Луна катилась в дымных облаках, чернели шапки сосен, море поплескивало, сиренью пахло. Благодать.

Он знал, что сейчас сделает, — этой вот ночью, накануне отлета. Только следовало выпить. Хорошенько дернуть «спиртуозуса».

Итак, прожито пятьдесят лет.

«В двадцать лет красы нет — и не будет, в тридцать лет жены нет — и не будет, в сорок лет ума нет — и не будет»…

А если ничегошеньки нету в пятьдесят? Ровным счетом ничего — пустота семо и овамо? Торричеллиева пустота?

Что ж, добьем остатки надежд. Даже те, в которых сам себе не признавался, боясь задуть слабенький огонек. Ничего нет, и тебя не будет.

Сиять, катиться этой луне, зеленеть соснам, шуметь синю морю. А ты не завидуй их бессмертию, рано или поздно все равно наступил бы карачун, так что — смирись. И давай-ка гульнем напропалую, ни о чем не скорбя, ничего не жалея.

Даже и в теперешнем твоем состоянии сокрыта прелесть. Позволено все. Попирай божьи и человечьи законы, для тебя нету судей, нету всевышнего.

Сукин он сын, этот всевышний. Я б тебя встретил на узенькой дорожке, гражданин всевышний. Припомнил бы твои ласки.

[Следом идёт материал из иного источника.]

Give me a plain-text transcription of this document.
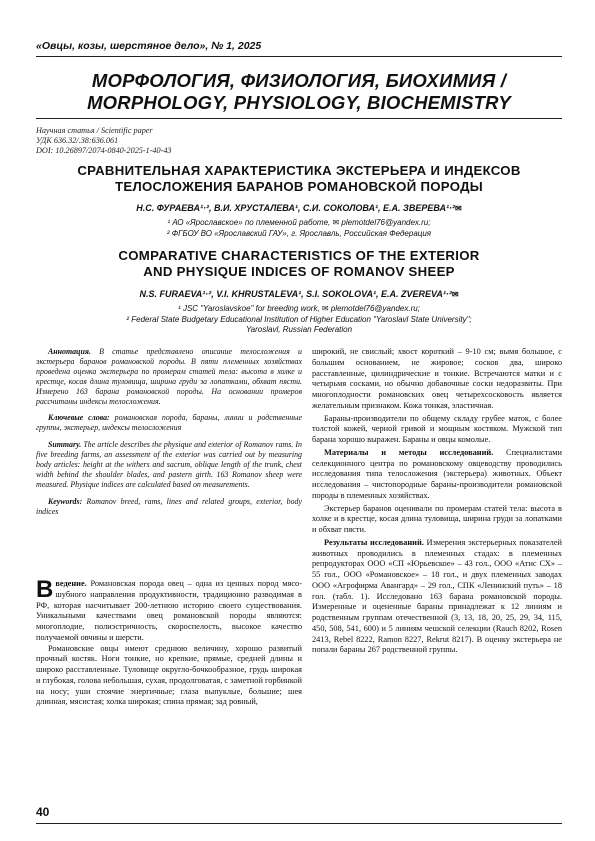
«Овцы, козы, шерстяное дело», № 1, 2025
МОРФОЛОГИЯ, ФИЗИОЛОГИЯ, БИОХИМИЯ /
MORPHOLOGY, PHYSIOLOGY, BIOCHEMISTRY
Научная статья / Scientific paper
УДК 636.32/.38:636.061
DOI: 10.26897/2074-0840-2025-1-40-43
СРАВНИТЕЛЬНАЯ ХАРАКТЕРИСТИКА ЭКСТЕРЬЕРА И ИНДЕКСОВ
ТЕЛОСЛОЖЕНИЯ БАРАНОВ РОМАНОВСКОЙ ПОРОДЫ
Н.С. ФУРАЕВА¹·², В.И. ХРУСТАЛЕВА¹, С.И. СОКОЛОВА¹, Е.А. ЗВЕРЕВА¹·²✉
¹ АО «Ярославское» по племенной работе, ✉ plemotdel76@yandex.ru;
² ФГБОУ ВО «Ярославский ГАУ», г. Ярославль, Российская Федерация
COMPARATIVE CHARACTERISTICS OF THE EXTERIOR
AND PHYSIQUE INDICES OF ROMANOV SHEEP
N.S. FURAEVA¹·², V.I. KHRUSTALEVA¹, S.I. SOKOLOVA¹, E.A. ZVEREVA¹·²✉
¹ JSC "Yaroslavskoe" for breeding work, ✉ plemotdel76@yandex.ru;
² Federal State Budgetary Educational Institution of Higher Education "Yaroslavl State University";
Yaroslavl, Russian Federation

Аннотация. В статье представлено описание телосложения и экстерьера баранов романовской породы. В пяти племенных хозяйствах проведена оценка экстерьера по промерам статей тела: высота в холке и крестце, косая длина туловища, ширина груди за лопатками, обхват пясти. Измерено 163 барана романовской породы. На основании промеров рассчитаны индексы телосложения.

Ключевые слова: романовская порода, бараны, линии и родственные группы, экстерьер, индексы телосложения

Summary. The article describes the physique and exterior of Romanov rams. In five breeding farms, an assessment of the exterior was carried out by measuring body articles: height at the withers and sacrum, oblique length of the trunk, chest width behind the shoulder blades, and pastern girth. 163 Romanov sheep were measured. Physique indices are calculated based on measurements.

Keywords: Romanov breed, rams, lines and related groups, exterior, body indices

Введение. Романовская порода овец – одна из ценных пород мясо-шубного направления продуктивности, традиционно разводимая в РФ, которая насчитывает 200-летнюю историю своего существования. Уникальными качествами овец романовской породы являются: многоплодие, полиэстричность, скороспелость, высокое качество получаемой овчины и шерсти.

Романовские овцы имеют среднюю величину, хорошо развитый прочный костяк. Ноги тонкие, но крепкие, прямые, средней длины и широко расставленные. Туловище округло-бочкообразное, грудь широкая и глубокая, голова небольшая, сухая, продолговатая, с заметной горбинкой на носу; уши стоячие энергичные; глаза выпуклые, большие; шея длинная, мясистая; холка широкая; спина прямая; зад ровный,

широкий, не свислый; хвост короткий – 9-10 см; вымя большое, с большим основанием, не жировое; сосков два, широко расставленные, цилиндрические и тонкие. Встречаются матки и с четырьмя сосками, но обычно добавочные соски недоразвиты. При многоплодности романовских овец четырехсосковость является желательным признаком. Кожа тонкая, эластичная.

Бараны-производители по общему складу грубее маток, с более толстой кожей, черной гривой и мощным костяком. Мужской тип барана хорошо выражен. Бараны и овцы комолые.

Материалы и методы исследований. Специалистами селекционного центра по романовскому овцеводству проводились исследования типа телосложения (экстерьера) животных. Объект исследования – чистопородные бараны-производители романовской породы в племенных хозяйствах.

Экстерьер баранов оценивали по промерам статей тела: высота в холке и в крестце, косая длина туловища, ширина груди за лопатками и обхват пясти.

Результаты исследований. Измерения экстерьерных показателей животных проводились в племенных стадах: в племенных репродукторах ООО «СП «Юрьевское» – 43 гол., ООО «Атис СХ» – 55 гол., ООО «Романовское» – 18 гол., и двух племенных заводах ООО «Агрофирма Авангард» – 29 гол., СПК «Ленинский путь» – 18 гол. (табл. 1). Исследовано 163 барана романовской породы. Измеренные и оцененные бараны принадлежат к 12 линиям и родственным группам отечественной (3, 13, 18, 20, 25, 29, 34, 115, 450, 508, 541, 600) и 5 линиям чешской селекции (Rauch 8202, Rosen 2413, Rebel 8222, Ramon 8227, Rekrut 8217). В оценку экстерьера не попали бараны 267 родственной группы.

40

Перехватывает дыхание «спиртуозус». Он-то действует, он берет помаленьку. Прекрасно. Еще добавить, и можно идти.

Она соблазнительна. В тургеневском духе канашка — ей бы воланчики, кружавчики, шляпку с белою лентой. Гроздь сирени на раскрытую книжку. Немчура тупая не понимает, обрядили в кисею, и пропал пикантный контраст.

А соль-то, зерно-то именно в этом контрасте: снаружи тургеневская чистота и мечтательность, а внутри — подленькое, скверненькое. Продажненькое.

Спит сейчас. Не ждет в гости. Видит сны о далекой родине…

Ермолаев тяжело слез с подоконника, справился с качавшимся полом.. Укрепился. И прямо, ровно — чересчур прямо и ровно — пошел к дверям, потом через двор ко второму флигелю, где жила Наташа.

Без стука шагнул в комнату, остановился, озираясь в чуть подсвеченном луной сумраке.